Il 23 dicembre 1863[12], la sera prima della vigilia di Natale, dopo un tradizionale cenone, il Monaco venne ucciso dal suo braccio destro Salvatore De Marco, alias Marchetta, con la complicità di Salvatore Celestino, alias Jurillu e Vincenzo Marrazzo, alias Diavolo (che aveva tentato di avvelenare la comitiva pochi giorni prima). Il rifugio della banda era nella valle di Jumiciello (un subaffluente del fiume Crati nel comune di Pedace), venne ucciso dentro una casella, ovvero essiccatoio per le castagne (tuttora esistente anche se diroccata), dove si era appena appisolato accanto alla moglie. In quella occasione, come descrive Maria Oliverio nel suo interrogatorio, la stessa pallottola che colpì Monaco al cuore ferì lei al polso. Secondo un poeta e giornalista dell’epoca, Luigi Stocchi, cercò di inseguire gli assassini, poi tornò dal cadavere del marito e lo decapitò per evitare che a farlo fossero i soldati piemontesi]: ne bruciò la testa in un grande castagno (ancora lì), nei pressi del luogo dell’agguato e fuggì in Sila assieme al fratello Raffaele, al cugino del marito Antonio e al resto della banda rifugiatasi nelle vicine grotte (anche quelle ancora esistenti). Secondo Alexandre Dumas, invece: “Uno dei proprietari di Cosenza che aveva avuto ragione di dolersi crudelmente del capo … tagliò la testa di Monaco, la fece seccare in un forno e la tenne in casa per ornamento del suo scrittoio”.
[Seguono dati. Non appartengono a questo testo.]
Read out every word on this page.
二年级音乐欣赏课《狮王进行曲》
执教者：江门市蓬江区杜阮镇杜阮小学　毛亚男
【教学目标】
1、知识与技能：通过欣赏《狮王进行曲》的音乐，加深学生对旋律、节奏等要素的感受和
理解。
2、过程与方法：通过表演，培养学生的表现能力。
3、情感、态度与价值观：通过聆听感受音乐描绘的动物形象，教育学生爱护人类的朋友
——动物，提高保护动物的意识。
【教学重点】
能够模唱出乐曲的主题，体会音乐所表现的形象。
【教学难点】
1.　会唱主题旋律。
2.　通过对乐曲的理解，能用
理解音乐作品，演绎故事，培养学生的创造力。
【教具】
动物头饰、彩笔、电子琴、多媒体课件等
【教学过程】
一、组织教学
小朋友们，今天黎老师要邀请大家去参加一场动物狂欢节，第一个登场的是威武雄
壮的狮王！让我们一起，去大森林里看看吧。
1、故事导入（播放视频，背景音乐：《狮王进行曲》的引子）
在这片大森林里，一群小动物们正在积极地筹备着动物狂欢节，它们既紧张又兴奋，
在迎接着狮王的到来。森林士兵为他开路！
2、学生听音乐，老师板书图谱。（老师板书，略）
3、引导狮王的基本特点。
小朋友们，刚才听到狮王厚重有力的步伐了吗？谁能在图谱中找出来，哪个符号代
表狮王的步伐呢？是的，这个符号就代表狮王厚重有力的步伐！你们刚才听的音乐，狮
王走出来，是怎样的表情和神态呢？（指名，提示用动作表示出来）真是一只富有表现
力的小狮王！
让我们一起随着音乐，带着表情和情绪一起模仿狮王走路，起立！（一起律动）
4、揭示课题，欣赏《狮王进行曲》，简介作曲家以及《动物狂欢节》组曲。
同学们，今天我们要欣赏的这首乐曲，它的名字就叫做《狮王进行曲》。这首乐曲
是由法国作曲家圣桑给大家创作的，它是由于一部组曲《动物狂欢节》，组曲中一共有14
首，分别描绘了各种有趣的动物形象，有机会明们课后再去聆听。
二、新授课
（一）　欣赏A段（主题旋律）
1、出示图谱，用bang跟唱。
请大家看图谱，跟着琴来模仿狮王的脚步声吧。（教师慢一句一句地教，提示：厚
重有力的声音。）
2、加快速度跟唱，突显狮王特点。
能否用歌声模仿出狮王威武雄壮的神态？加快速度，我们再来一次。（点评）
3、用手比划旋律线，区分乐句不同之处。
Per 47 giorni sfuggì alla caccia spietata della forza pubblica, con la ferita mal medicata al braccio che teneva stretto al collo. Alla fine fu catturata nel febbraio 1864, in una grotta in luogo impervio a strapiombo sul fiume Neto in località Serra del Bosco nel comune di Caccuri (oggi in provincia di Crotone), insieme ad Antonio Monaco e alcuni uomini della banda Palma (Pasquale Gagliardi e Ludovico Russo). La cattura avvenne a seguito di uno scontro a fuoco, nel corso del quale rimasero uccisi due bersaglieri (Giovanni Spagnolini di Fara Novarese e Francesco Agnolini di Cittaducale) e uno squadrigliere del Barone Barracco (Michele Corvino). Inoltre venne ucciso e poi decapitato Antonio Monaco. Venne ucciso dopo la cattura. sebbene fosse solo ferito, anche Pasquale Gagliardi, mentre Ludovico Russo riuscì miracolosamente a fuggire nonostante fosse ferito. Si costituirà a San Giovanni in Fiore qualche giorno dopo. Probabilmente in quella grotta c’erano anche altri briganti della banda: Rosario Mangone di Casino (oggi Castelsilano) e Luigi Romanelli, alias Cacciafrittule, di San Giovanni in Fiore, morti asfissiati in una grotta vicino a Santa Severina il 15 febbraio sorpresi dagli squadriglieri del barone Drammis di Scandale. Alcuni riferiscono anche della presenza del fratello di Maria Oliviero[17], Raffaele, alias Niurone (che sopravvisse, per altri due anni, aggregato prima alle bande Spinelli, poi a quella di Pietro Bianco, nelle foreste del Gariglione nella Sila Catanzarese, poi di Carmine Noce di Pietrafitta e infine alla banda di Sijnardi/De Luca di Pietrafitta e Pedace). Processata a Catanzaro dal Tribunale di Guerra della Calabria Ultra fu condannata a morte. Fu l’unica brigantessa italiana alla quale venne data una tale pena, ma il re Vittorio Emanuele II le concesse la grazia dietro precisa richiesta del generale Giuseppe Sirtori e del Giudice della Corte d’Appello di Catanzaro, Nicola Parisio, (zio di uno dei suoi facoltosi sequestrati) commutando la pena di morte in ergastolo (“lavori forzati a vita”) forse scontato presso il Forte di Fenestrelle, in Val Chisone, dove secondo alcune mere ipotesi prive di prove, forse, si spense quindici anni dopo. In effetti non esistono documentazioni certe che ci possano far risalire alla vera, successiva storia della sua vita o ai dati relativi alla sua data di morte o luogo di sepoltura.